Banken-Skandal in Tschechien

Zu groß, um zu fallen

Was ist ein Bankraub im Vergleich zur Gründung einer Bank? Manchmal haben sogar konservative Politiker eine Antwort auf diese Frage. Zum Beispiel Vaclav Klaus. Der tschechische Oppositionspolitiker hatte Ende Juni den Verkauf der Investitions- und Postbank IPB durch die Regierung als einen kriminellen Akt bezeichnet.

Der Vorgang gleiche einem lang vorbereiteten Bankraub, der noch dazu am hellichten Tag und mit Unterstützung des Staates erfolgt sei, ereiferte sich der Vorsitzende der Demokratischen Bürgerpartei (ODS). Auch die Verantwortlichen konnte er sogleich benennen: Das ganze Land sei von einem durch »alte (kommunistische) Seilschaften beherrschten Mafia-Kapitalismus« durchdrungen, sagte Klaus.

Anlass der harten Worte ist die größte Bankenpleite in Tschechien seit 1990. Die IPB ist nach der Bilanzsumme das drittgrößte Geldhaus des Landes, nach Anzahl der drei Millionen Kunden sogar das größte; es verwaltet rund ein Fünftel des nationalen Spar-Aufkommens.

In Schwierigkeiten geriet die Bank, weil sie zu viele Kredite vergeben hatte, ohne für entsprechende Rückstellungen zu sorgen. Zuletzt war sie nicht einmal mehr in der Lage, eine Bilanz für 1999 vorzulegen. Seit vergangenem Monat wird die IPB daher zwangsweise von der tschechischen Zentralbank verwaltet.
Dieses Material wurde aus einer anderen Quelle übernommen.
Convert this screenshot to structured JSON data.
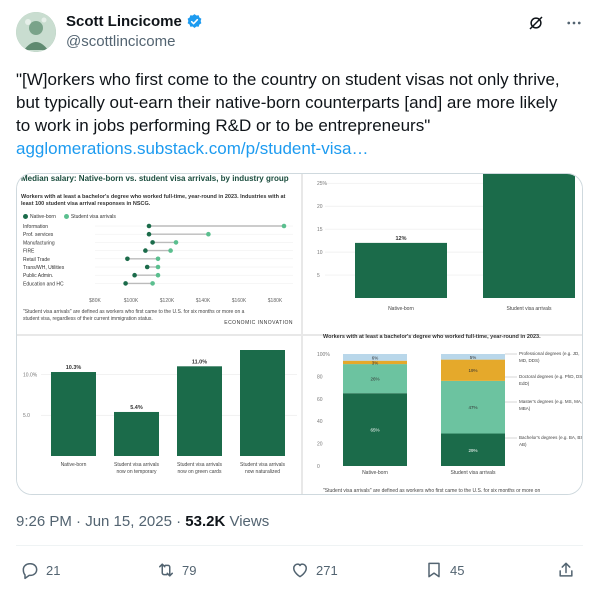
{
  "author": {
    "name": "Scott Lincicome",
    "handle": "@scottlincicome"
  },
  "tweet": {
    "text": "\"[W]orkers who first come to the country on student visas not only thrive, but typically out-earn their native-born counterparts [and] are more likely to work in jobs performing R&D or to be entrepreneurs\"",
    "link": "agglomerations.substack.com/p/student-visa…"
  },
  "panel1": {
    "title": "Median salary: Native-born vs. student visa arrivals, by industry group",
    "subtitle": "Workers with at least a bachelor's degree who worked full-time, year-round in 2023. Industries with at least 100 student visa arrival responses in NSCG.",
    "legend": [
      "Native-born",
      "Student visa arrivals"
    ],
    "note": "\"Student visa arrivals\" are defined as workers who first came to the U.S. for six months or more on a student visa, regardless of their current immigration status.",
    "logo": "ECONOMIC INNOVATION",
    "chart_data": {
      "type": "scatter",
      "title": "Median salary: Native-born vs. student visa arrivals, by industry group",
      "categories": [
        "Information",
        "Prof. services",
        "Manufacturing",
        "FIRE",
        "Retail Trade",
        "Trans/WH, Utilities",
        "Public Admin.",
        "Education and HC"
      ],
      "series": [
        {
          "name": "Native-born",
          "values": [
            110000,
            110000,
            112000,
            108000,
            98000,
            109000,
            102000,
            97000
          ]
        },
        {
          "name": "Student visa arrivals",
          "values": [
            185000,
            143000,
            125000,
            122000,
            115000,
            115000,
            115000,
            112000
          ]
        }
      ],
      "xticks": [
        "$80K",
        "$100K",
        "$120K",
        "$140K",
        "$160K",
        "$180K"
      ],
      "xlim": [
        80000,
        190000
      ]
    }
  },
  "panel2": {
    "chart_data": {
      "type": "bar",
      "categories": [
        "Native-born",
        "Student visa arrivals"
      ],
      "values": [
        12,
        27
      ],
      "labels": [
        "12%",
        "27%"
      ],
      "yticks": [
        "5",
        "10",
        "15",
        "20",
        "25%"
      ],
      "ylim": [
        0,
        27
      ]
    }
  },
  "panel3": {
    "chart_data": {
      "type": "bar",
      "categories": [
        "Native-born",
        "Student visa arrivals now on temporary",
        "Student visa arrivals now on green cards",
        "Student visa arrivals now naturalized"
      ],
      "category_lines": [
        [
          "Native-born"
        ],
        [
          "Student visa arrivals",
          "now on temporary"
        ],
        [
          "Student visa arrivals",
          "now on green cards"
        ],
        [
          "Student visa arrivals",
          "now naturalized"
        ]
      ],
      "values": [
        10.3,
        5.4,
        11.0,
        13.0
      ],
      "labels": [
        "10.3%",
        "5.4%",
        "11.0%",
        ""
      ],
      "yticks": [
        "5.0",
        "10.0%"
      ],
      "ylim": [
        0,
        13
      ]
    }
  },
  "panel4": {
    "title": "Workers with at least a bachelor's degree who worked full-time, year-round in 2023.",
    "footnote": "\"Student visa arrivals\" are defined as workers who first came to the U.S. for six months or more on",
    "chart_data": {
      "type": "bar",
      "stacked": true,
      "categories": [
        "Native-born",
        "Student visa arrivals"
      ],
      "series": [
        {
          "name": "Bachelor's degrees (e.g. BA, BS, AB)",
          "values": [
            65,
            29
          ],
          "color": "#1b6b4a"
        },
        {
          "name": "Master's degrees (e.g. MS, MA, MBA)",
          "values": [
            26,
            47
          ],
          "color": "#6cc3a0"
        },
        {
          "name": "Doctoral degrees (e.g. PhD, DSc, EdD)",
          "values": [
            3,
            19
          ],
          "color": "#e5a92b"
        },
        {
          "name": "Professional degrees (e.g. JD, MD, DDS)",
          "values": [
            6,
            5
          ],
          "color": "#b9d7ea"
        }
      ],
      "labels": [
        [
          "65%",
          "26%",
          "3%",
          "6%"
        ],
        [
          "29%",
          "47%",
          "19%",
          "5%"
        ]
      ],
      "legend_lines": [
        [
          "Professional degrees (e.g. JD,",
          "MD, DDS)"
        ],
        [
          "Doctoral degrees (e.g. PhD, DSc,",
          "EdD)"
        ],
        [
          "Master's degrees (e.g. MS, MA,",
          "MBA)"
        ],
        [
          "Bachelor's degrees (e.g. BA, BS,",
          "AB)"
        ]
      ],
      "yticks": [
        "0",
        "20",
        "40",
        "60",
        "80",
        "100%"
      ],
      "ylim": [
        0,
        100
      ]
    }
  },
  "meta": {
    "time": "9:26 PM · Jun 15, 2025 · ",
    "views": "53.2K",
    "views_label": " Views"
  },
  "actions": {
    "replies": "21",
    "reposts": "79",
    "likes": "271",
    "bookmarks": "45"
  },
  "colors": {
    "dark_green": "#1b6b4a",
    "light_green": "#5bbf8f",
    "link": "#1d9bf0",
    "verified": "#1d9bf0"
  }
}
Das Debakel der IPB ist allerdings keine Erblast des Realsozialismus, wie Klaus suggeriert; es ist auch nicht die Folge einer überstürzten Privatisierung. In den osteuropäischen Transformationsländern werden bei ökonomischen Krisen solche »historischen Umstände« gerne als Erklärung angeführt.

Auf IPB treffen diese Erklärungen nicht mehr zu. Bereits 1997 beschloss die Regierung, ihre Einlagen an »strategische Partner« im Ausland zu verkaufen. So ging der staatliche Anteil von 40 Prozent der IPB-Aktien an das japanische Bankhaus Nomura-Securities. Der Deal galt als Beispiel für die erfolgreiche Liberalisierung des staatlich dominierten Finanzsektors.

Davon ist heute keine Rede mehr. Im Gegenteil: Nomura verlangte sogar staatliche Unterstützung - wohl wissend, dass sich die sozialdemokratische Minderheitsregierung einen Zusammenbruch gar nicht erlauben könnte. Nach Schätzungen ist die IPB mit mindestens einem Drittel, möglicherweise sogar mit der Hälfte der tschechischen Wirtschaft eng verflochten. Sie ist zu groß, um zu fallen.

Finanzminister Pavel Mertlik wies zwar die Forderungen nach Finanzhilfen brüsk zurück; der Staat sei schließlich nicht für die Fehler privater Unternehmer verantwortlich. Doch um den drohenden Konkurs abzuwenden, organisierte die Regierung wenig später einen Blitzverkauf: Die IPB wurde von der Handelsbank (CSOB) übernommen, die wiederum zur belgischen KBC-Gruppe gehört. Die Regierung musste sich zuvor verpflichten, die Verluste zu begleichen: vermutlich mehr als 100 Milliarden Kronen (2,7 Milliarden Euro).

Für das japanische Geldhaus hat sich das Engagement hingegen gelohnt: Allein der Verkauf der IPB-Anteile von Pilsner Urquell übertraf sämtliche Investitions-Kosten. Nomura habe den Kauf der IPB stets als reines Investment betrachtet und nie vorgehabt, die Bank zu leiten, erklärte ein Sprecher des Instituts nach der Übernahme.

Klaus will nun den Verkauf in den nächsten Wochen durch eine parlamentarische Kommission untersuchen lassen. Sie könnten dem Parteivorsitzenden noch ganz neue Erkenntnisse über die politische Ökonomie bescheren. Mit der IPN war schließlich die gesamte Elite des Landes eng verbunden: Sowohl die regierenden Sozialdemokraten wie auch die Bürgerpartei von Klaus sind bei der Bank hoch verschuldet.